The Legacy Of Harry Belafonte: When Colors Come Together
Review by David Bowling
Harry Belafonte is celebrating his 90th birthday this year and in celebration RCA/Legacy is releasing a compilation of some of his most well-known songs titled The Legacy Of Harry Belafonte: When Colors Come Together.
Today Harry Belafonte is more known for his political stances and social awareness than his music but during the mid-1950’s through the 1960’s he was one of the most famous non-rock performers in the world. Born in Harlem, he fused Caribbean rhythms with traditional folk music. His two live albums, recorded at Carnegie Hall, sold millions of copies and made him one of the first black singers to achieve mass mainstream appeal.
Belafonte has a laid back and easy flowing style. His signature song, “Banana Boat Song (Day-O)” and such traditional songs such as “Scarlet Ribbons (For Her Hair),” “All My Trials,” “On Top Of Old Smokey,” and a live version of “Pastures Of Plenty” just flow easily by the senses.
His version of “Mary’s Boy Child” never grows old, as does his sincere and passionate cover of “Abraham, Martin & John” recorded shortly after Martin Luther King’s death.

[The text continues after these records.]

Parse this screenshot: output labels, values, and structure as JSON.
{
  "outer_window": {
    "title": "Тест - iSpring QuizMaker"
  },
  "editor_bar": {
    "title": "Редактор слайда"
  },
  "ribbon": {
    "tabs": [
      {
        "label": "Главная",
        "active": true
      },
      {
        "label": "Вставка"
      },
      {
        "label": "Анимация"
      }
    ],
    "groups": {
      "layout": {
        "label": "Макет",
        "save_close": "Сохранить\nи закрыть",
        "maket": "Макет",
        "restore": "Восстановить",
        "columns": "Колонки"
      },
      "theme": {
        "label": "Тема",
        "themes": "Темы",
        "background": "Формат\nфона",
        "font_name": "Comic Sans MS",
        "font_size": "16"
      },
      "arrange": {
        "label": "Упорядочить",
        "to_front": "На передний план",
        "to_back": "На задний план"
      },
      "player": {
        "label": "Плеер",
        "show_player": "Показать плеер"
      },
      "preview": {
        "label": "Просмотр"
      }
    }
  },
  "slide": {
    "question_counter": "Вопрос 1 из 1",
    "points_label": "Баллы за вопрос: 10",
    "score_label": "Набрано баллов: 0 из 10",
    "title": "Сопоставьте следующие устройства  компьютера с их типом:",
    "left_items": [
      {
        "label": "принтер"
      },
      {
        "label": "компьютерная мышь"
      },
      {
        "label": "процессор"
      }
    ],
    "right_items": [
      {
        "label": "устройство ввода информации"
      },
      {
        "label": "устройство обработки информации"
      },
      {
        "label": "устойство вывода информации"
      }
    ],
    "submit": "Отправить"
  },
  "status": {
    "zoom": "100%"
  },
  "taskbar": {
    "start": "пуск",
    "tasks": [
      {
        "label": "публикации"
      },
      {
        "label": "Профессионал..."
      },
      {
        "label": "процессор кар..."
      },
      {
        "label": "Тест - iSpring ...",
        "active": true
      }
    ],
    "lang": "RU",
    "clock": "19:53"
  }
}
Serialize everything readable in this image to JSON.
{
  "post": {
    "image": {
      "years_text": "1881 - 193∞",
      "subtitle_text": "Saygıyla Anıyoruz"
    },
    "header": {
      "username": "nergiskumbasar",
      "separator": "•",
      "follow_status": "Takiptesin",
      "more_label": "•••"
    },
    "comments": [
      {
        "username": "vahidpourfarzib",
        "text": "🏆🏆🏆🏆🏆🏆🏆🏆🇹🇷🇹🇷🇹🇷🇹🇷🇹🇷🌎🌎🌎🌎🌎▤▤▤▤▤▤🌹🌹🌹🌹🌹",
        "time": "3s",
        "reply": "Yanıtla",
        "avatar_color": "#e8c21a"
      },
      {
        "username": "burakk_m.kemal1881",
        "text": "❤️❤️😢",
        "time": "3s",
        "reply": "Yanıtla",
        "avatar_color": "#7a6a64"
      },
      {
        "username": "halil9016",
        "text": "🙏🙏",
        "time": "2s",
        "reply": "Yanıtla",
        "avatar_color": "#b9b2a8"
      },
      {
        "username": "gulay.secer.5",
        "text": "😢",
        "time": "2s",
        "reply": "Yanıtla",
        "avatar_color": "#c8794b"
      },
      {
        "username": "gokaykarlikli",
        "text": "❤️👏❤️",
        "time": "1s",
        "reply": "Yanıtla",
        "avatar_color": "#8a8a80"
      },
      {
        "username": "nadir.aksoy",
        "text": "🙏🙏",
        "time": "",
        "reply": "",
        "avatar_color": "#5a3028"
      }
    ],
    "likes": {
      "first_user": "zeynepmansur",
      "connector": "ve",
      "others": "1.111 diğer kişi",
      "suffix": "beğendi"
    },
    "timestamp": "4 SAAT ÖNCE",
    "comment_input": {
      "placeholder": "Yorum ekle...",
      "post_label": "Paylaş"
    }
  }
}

The only new song is a re-recording and re-imagining of “When Islands Come Together (Our Island In The Sun)” sung by a children’s choir. It serves as the first and introductory track to the album and its music. Originally co-written by Belafonte, it was the title song for the 1957 film Island In The Sun, in which he starred.
While his music is tied to the past, many of the album’s songs remain relevant today despite their age. His music will only appeal to a certain segment of the population but for those who appreciate his style and music, The Legacy Of harry Belafonte: When Colors Come Together will be a treat.